Chapter 4 is where I think Henry’s argument is the weakest. He tries to show here that, based on the sutures already performed, only an understanding of political resistance grounded in J.S. Mill’s non- normative concept of ‘genius’ is adequate. This concept is supposed to valorise the attempts of individuals to engage with their political situation in a way that makes the most sense to them, exercising along the way both creativity and openness in their approach. Henry defines it accordingly, as ‘a function that all individuals can express, which facilitates individuals developing both themselves to the best of their ability and an awareness sensitive to social challenges that might occur’ (195). Henry also devotes significant effort in this chapter to proving that Deleuze’s philosophy lends itself best to a utilitarian ethics. I was left with the impression from these passages that ethics, for Henry, amounts only to the centuries-old debates between deontologists and utilitarians. Greater familiarity with contemporary ethics might show Henry that his use of Mill is not at all utilitarian, but is virtue-ethicist, and that Deleuze and moral particularism were practically made for each other. Moral particularism is neither deontological nor utilitarian, but maintains, like Deleuze, that what is good cannot be determined universally or outside of a concrete situation. Indeed, there is something profoundly un-Deleuzian in Henry’s celebration of consequences over principles in ethics (199), whereas a Deleuzian perspective might better maintain the fluidity of their value relative to the demands of a situation. For a Deleuzian, sometimes principles will guide us the right way, and sometimes consequences will.
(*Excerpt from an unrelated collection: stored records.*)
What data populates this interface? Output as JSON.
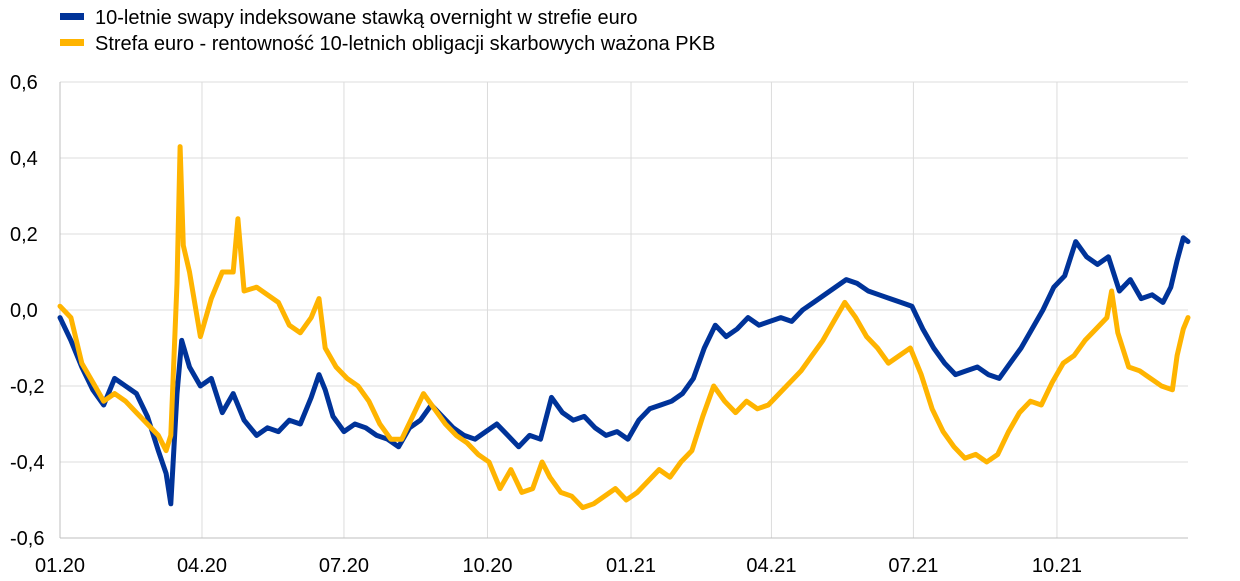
{
  "chart_data": {
    "type": "line",
    "title": "",
    "xlabel": "",
    "ylabel": "",
    "ylim": [
      -0.6,
      0.6
    ],
    "yticks": [
      -0.6,
      -0.4,
      -0.2,
      0.0,
      0.2,
      0.4,
      0.6
    ],
    "ytick_labels": [
      "-0,6",
      "-0,4",
      "-0,2",
      "0,0",
      "0,2",
      "0,4",
      "0,6"
    ],
    "xlim": [
      "2020-01-01",
      "2021-12-24"
    ],
    "xticks": [
      "2020-01-01",
      "2020-04-01",
      "2020-07-01",
      "2020-10-01",
      "2021-01-01",
      "2021-04-01",
      "2021-07-01",
      "2021-10-01"
    ],
    "xtick_labels": [
      "01.20",
      "04.20",
      "07.20",
      "10.20",
      "01.21",
      "04.21",
      "07.21",
      "10.21"
    ],
    "grid": "vertical at x ticks, horizontal at y ticks",
    "legend_position": "top-left",
    "series": [
      {
        "name": "10-letnie swapy indeksowane stawką overnight w strefie euro",
        "color": "#003399",
        "points": [
          [
            "2020-01-01",
            -0.02
          ],
          [
            "2020-01-08",
            -0.08
          ],
          [
            "2020-01-15",
            -0.15
          ],
          [
            "2020-01-22",
            -0.21
          ],
          [
            "2020-01-29",
            -0.25
          ],
          [
            "2020-02-05",
            -0.18
          ],
          [
            "2020-02-12",
            -0.2
          ],
          [
            "2020-02-19",
            -0.22
          ],
          [
            "2020-02-26",
            -0.28
          ],
          [
            "2020-03-04",
            -0.37
          ],
          [
            "2020-03-09",
            -0.43
          ],
          [
            "2020-03-12",
            -0.51
          ],
          [
            "2020-03-16",
            -0.22
          ],
          [
            "2020-03-19",
            -0.08
          ],
          [
            "2020-03-24",
            -0.15
          ],
          [
            "2020-03-31",
            -0.2
          ],
          [
            "2020-04-07",
            -0.18
          ],
          [
            "2020-04-14",
            -0.27
          ],
          [
            "2020-04-21",
            -0.22
          ],
          [
            "2020-04-28",
            -0.29
          ],
          [
            "2020-05-06",
            -0.33
          ],
          [
            "2020-05-13",
            -0.31
          ],
          [
            "2020-05-20",
            -0.32
          ],
          [
            "2020-05-27",
            -0.29
          ],
          [
            "2020-06-03",
            -0.3
          ],
          [
            "2020-06-10",
            -0.23
          ],
          [
            "2020-06-15",
            -0.17
          ],
          [
            "2020-06-19",
            -0.21
          ],
          [
            "2020-06-24",
            -0.28
          ],
          [
            "2020-07-01",
            -0.32
          ],
          [
            "2020-07-08",
            -0.3
          ],
          [
            "2020-07-15",
            -0.31
          ],
          [
            "2020-07-22",
            -0.33
          ],
          [
            "2020-07-29",
            -0.34
          ],
          [
            "2020-08-05",
            -0.36
          ],
          [
            "2020-08-12",
            -0.31
          ],
          [
            "2020-08-19",
            -0.29
          ],
          [
            "2020-08-26",
            -0.25
          ],
          [
            "2020-09-02",
            -0.28
          ],
          [
            "2020-09-09",
            -0.31
          ],
          [
            "2020-09-16",
            -0.33
          ],
          [
            "2020-09-23",
            -0.34
          ],
          [
            "2020-09-30",
            -0.32
          ],
          [
            "2020-10-07",
            -0.3
          ],
          [
            "2020-10-14",
            -0.33
          ],
          [
            "2020-10-21",
            -0.36
          ],
          [
            "2020-10-28",
            -0.33
          ],
          [
            "2020-11-04",
            -0.34
          ],
          [
            "2020-11-11",
            -0.23
          ],
          [
            "2020-11-18",
            -0.27
          ],
          [
            "2020-11-25",
            -0.29
          ],
          [
            "2020-12-02",
            -0.28
          ],
          [
            "2020-12-09",
            -0.31
          ],
          [
            "2020-12-16",
            -0.33
          ],
          [
            "2020-12-23",
            -0.32
          ],
          [
            "2020-12-30",
            -0.34
          ],
          [
            "2021-01-06",
            -0.29
          ],
          [
            "2021-01-13",
            -0.26
          ],
          [
            "2021-01-20",
            -0.25
          ],
          [
            "2021-01-27",
            -0.24
          ],
          [
            "2021-02-03",
            -0.22
          ],
          [
            "2021-02-10",
            -0.18
          ],
          [
            "2021-02-17",
            -0.1
          ],
          [
            "2021-02-24",
            -0.04
          ],
          [
            "2021-03-03",
            -0.07
          ],
          [
            "2021-03-10",
            -0.05
          ],
          [
            "2021-03-17",
            -0.02
          ],
          [
            "2021-03-24",
            -0.04
          ],
          [
            "2021-03-31",
            -0.03
          ],
          [
            "2021-04-07",
            -0.02
          ],
          [
            "2021-04-14",
            -0.03
          ],
          [
            "2021-04-21",
            0.0
          ],
          [
            "2021-04-28",
            0.02
          ],
          [
            "2021-05-05",
            0.04
          ],
          [
            "2021-05-12",
            0.06
          ],
          [
            "2021-05-19",
            0.08
          ],
          [
            "2021-05-26",
            0.07
          ],
          [
            "2021-06-02",
            0.05
          ],
          [
            "2021-06-09",
            0.04
          ],
          [
            "2021-06-16",
            0.03
          ],
          [
            "2021-06-23",
            0.02
          ],
          [
            "2021-06-30",
            0.01
          ],
          [
            "2021-07-07",
            -0.05
          ],
          [
            "2021-07-14",
            -0.1
          ],
          [
            "2021-07-21",
            -0.14
          ],
          [
            "2021-07-28",
            -0.17
          ],
          [
            "2021-08-04",
            -0.16
          ],
          [
            "2021-08-11",
            -0.15
          ],
          [
            "2021-08-18",
            -0.17
          ],
          [
            "2021-08-25",
            -0.18
          ],
          [
            "2021-09-01",
            -0.14
          ],
          [
            "2021-09-08",
            -0.1
          ],
          [
            "2021-09-15",
            -0.05
          ],
          [
            "2021-09-22",
            0.0
          ],
          [
            "2021-09-29",
            0.06
          ],
          [
            "2021-10-06",
            0.09
          ],
          [
            "2021-10-13",
            0.18
          ],
          [
            "2021-10-20",
            0.14
          ],
          [
            "2021-10-27",
            0.12
          ],
          [
            "2021-11-03",
            0.14
          ],
          [
            "2021-11-10",
            0.05
          ],
          [
            "2021-11-17",
            0.08
          ],
          [
            "2021-11-24",
            0.03
          ],
          [
            "2021-12-01",
            0.04
          ],
          [
            "2021-12-08",
            0.02
          ],
          [
            "2021-12-13",
            0.06
          ],
          [
            "2021-12-17",
            0.13
          ],
          [
            "2021-12-21",
            0.19
          ],
          [
            "2021-12-24",
            0.18
          ]
        ]
      },
      {
        "name": "Strefa euro - rentowność 10-letnich obligacji skarbowych ważona PKB",
        "color": "#FFB400",
        "points": [
          [
            "2020-01-01",
            0.01
          ],
          [
            "2020-01-08",
            -0.02
          ],
          [
            "2020-01-15",
            -0.14
          ],
          [
            "2020-01-22",
            -0.19
          ],
          [
            "2020-01-29",
            -0.24
          ],
          [
            "2020-02-05",
            -0.22
          ],
          [
            "2020-02-12",
            -0.24
          ],
          [
            "2020-02-19",
            -0.27
          ],
          [
            "2020-02-26",
            -0.3
          ],
          [
            "2020-03-04",
            -0.33
          ],
          [
            "2020-03-09",
            -0.37
          ],
          [
            "2020-03-12",
            -0.33
          ],
          [
            "2020-03-16",
            0.07
          ],
          [
            "2020-03-18",
            0.43
          ],
          [
            "2020-03-20",
            0.17
          ],
          [
            "2020-03-24",
            0.1
          ],
          [
            "2020-03-31",
            -0.07
          ],
          [
            "2020-04-07",
            0.03
          ],
          [
            "2020-04-14",
            0.1
          ],
          [
            "2020-04-21",
            0.1
          ],
          [
            "2020-04-24",
            0.24
          ],
          [
            "2020-04-28",
            0.05
          ],
          [
            "2020-05-06",
            0.06
          ],
          [
            "2020-05-13",
            0.04
          ],
          [
            "2020-05-20",
            0.02
          ],
          [
            "2020-05-27",
            -0.04
          ],
          [
            "2020-06-03",
            -0.06
          ],
          [
            "2020-06-10",
            -0.02
          ],
          [
            "2020-06-15",
            0.03
          ],
          [
            "2020-06-19",
            -0.1
          ],
          [
            "2020-06-26",
            -0.15
          ],
          [
            "2020-07-03",
            -0.18
          ],
          [
            "2020-07-10",
            -0.2
          ],
          [
            "2020-07-17",
            -0.24
          ],
          [
            "2020-07-24",
            -0.3
          ],
          [
            "2020-07-31",
            -0.34
          ],
          [
            "2020-08-07",
            -0.34
          ],
          [
            "2020-08-14",
            -0.28
          ],
          [
            "2020-08-21",
            -0.22
          ],
          [
            "2020-08-28",
            -0.26
          ],
          [
            "2020-09-04",
            -0.3
          ],
          [
            "2020-09-11",
            -0.33
          ],
          [
            "2020-09-18",
            -0.35
          ],
          [
            "2020-09-25",
            -0.38
          ],
          [
            "2020-10-02",
            -0.4
          ],
          [
            "2020-10-09",
            -0.47
          ],
          [
            "2020-10-16",
            -0.42
          ],
          [
            "2020-10-23",
            -0.48
          ],
          [
            "2020-10-30",
            -0.47
          ],
          [
            "2020-11-05",
            -0.4
          ],
          [
            "2020-11-10",
            -0.44
          ],
          [
            "2020-11-17",
            -0.48
          ],
          [
            "2020-11-24",
            -0.49
          ],
          [
            "2020-12-01",
            -0.52
          ],
          [
            "2020-12-08",
            -0.51
          ],
          [
            "2020-12-15",
            -0.49
          ],
          [
            "2020-12-22",
            -0.47
          ],
          [
            "2020-12-29",
            -0.5
          ],
          [
            "2021-01-05",
            -0.48
          ],
          [
            "2021-01-12",
            -0.45
          ],
          [
            "2021-01-19",
            -0.42
          ],
          [
            "2021-01-26",
            -0.44
          ],
          [
            "2021-02-02",
            -0.4
          ],
          [
            "2021-02-09",
            -0.37
          ],
          [
            "2021-02-16",
            -0.28
          ],
          [
            "2021-02-23",
            -0.2
          ],
          [
            "2021-03-02",
            -0.24
          ],
          [
            "2021-03-09",
            -0.27
          ],
          [
            "2021-03-16",
            -0.24
          ],
          [
            "2021-03-23",
            -0.26
          ],
          [
            "2021-03-30",
            -0.25
          ],
          [
            "2021-04-06",
            -0.22
          ],
          [
            "2021-04-13",
            -0.19
          ],
          [
            "2021-04-20",
            -0.16
          ],
          [
            "2021-04-27",
            -0.12
          ],
          [
            "2021-05-04",
            -0.08
          ],
          [
            "2021-05-11",
            -0.03
          ],
          [
            "2021-05-18",
            0.02
          ],
          [
            "2021-05-25",
            -0.02
          ],
          [
            "2021-06-01",
            -0.07
          ],
          [
            "2021-06-08",
            -0.1
          ],
          [
            "2021-06-15",
            -0.14
          ],
          [
            "2021-06-22",
            -0.12
          ],
          [
            "2021-06-29",
            -0.1
          ],
          [
            "2021-07-06",
            -0.17
          ],
          [
            "2021-07-13",
            -0.26
          ],
          [
            "2021-07-20",
            -0.32
          ],
          [
            "2021-07-27",
            -0.36
          ],
          [
            "2021-08-03",
            -0.39
          ],
          [
            "2021-08-10",
            -0.38
          ],
          [
            "2021-08-17",
            -0.4
          ],
          [
            "2021-08-24",
            -0.38
          ],
          [
            "2021-08-31",
            -0.32
          ],
          [
            "2021-09-07",
            -0.27
          ],
          [
            "2021-09-14",
            -0.24
          ],
          [
            "2021-09-21",
            -0.25
          ],
          [
            "2021-09-28",
            -0.19
          ],
          [
            "2021-10-05",
            -0.14
          ],
          [
            "2021-10-12",
            -0.12
          ],
          [
            "2021-10-19",
            -0.08
          ],
          [
            "2021-10-26",
            -0.05
          ],
          [
            "2021-11-02",
            -0.02
          ],
          [
            "2021-11-05",
            0.05
          ],
          [
            "2021-11-09",
            -0.06
          ],
          [
            "2021-11-16",
            -0.15
          ],
          [
            "2021-11-23",
            -0.16
          ],
          [
            "2021-11-30",
            -0.18
          ],
          [
            "2021-12-07",
            -0.2
          ],
          [
            "2021-12-14",
            -0.21
          ],
          [
            "2021-12-17",
            -0.12
          ],
          [
            "2021-12-21",
            -0.05
          ],
          [
            "2021-12-24",
            -0.02
          ]
        ]
      }
    ]
  }
}
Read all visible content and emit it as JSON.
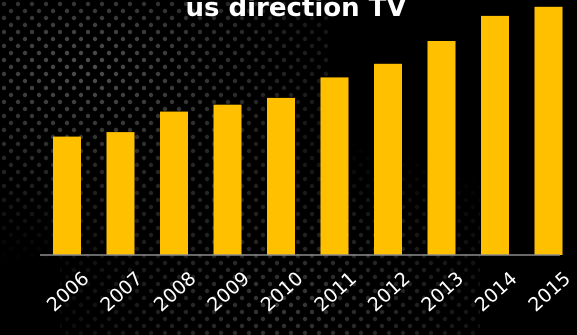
{
  "chart_data": {
    "type": "bar",
    "title": "us direction TV",
    "xlabel": "",
    "ylabel": "",
    "categories": [
      "2006",
      "2007",
      "2008",
      "2009",
      "2010",
      "2011",
      "2012",
      "2013",
      "2014",
      "2015"
    ],
    "values": [
      52,
      54,
      63,
      66,
      69,
      78,
      84,
      94,
      105,
      109
    ],
    "ylim": [
      0,
      112
    ],
    "grid": false,
    "legend": "none",
    "colors": {
      "bar": "#FFC000",
      "axis": "#8c8c8c",
      "text": "#ffffff",
      "background": "#000000",
      "dots": "#6a6a6a"
    }
  }
}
By the end of the book there remain several unresolved tensions which a further work might attempt to address. Primary among these is the apparent contradiction between Henry’s pioneering project of circumscribing ethical practices of resistance under the auspices of Mill’s ideal of genius, and his non-judgemental attitude toward the plurality of putative practices of resistance. About the latter, he has the following to say: ‘there is no suggestion that Nietzsche’s bird of prey is morally superior to the lamb, and indeed there is no comparison of one against the other. … The bird of prey will be itself, as the lamb will be a lamb’ (213). Should genius be as Henry understands it, does it not thereby negate the view that moral comparisons of individuals are pointless? Certainly, as Henry insists, ‘genius is not a regulative dogma by which to comparatively appraise an individual’s course of action. Rather, genius is an impetus, a necessary corollary to ethical action that demands of individuals that their actions are oriented to actively develop themselves’ (195). Yet within the ambit of genius, it may still make sense to say that, with respect to the particularities of individual lives, some individual has better engaged in ethical political resistance than has another; what Henry’s addition here really requires is that we build greater sensitivity to individual circumstances into our ethical comparative norms. Lastly, should we take such a permissive stance towards political resistance, it becomes difficult to adjudicate between effective and ineffective practices of resistance, only inventive and banal ones. However, such a distinction is imperative to make, and a greater sympathy to Badiou’s philosophy, in which it is a central theme, could certainly help to establish it. In the end, Henry’s highly ambitious work deserves to be praised for all of its novelty, incisiveness and rigour; but the occasional over-zealousness leads Henry to stumble in places as well, leading in the end to an overly-permissive view of political resistance.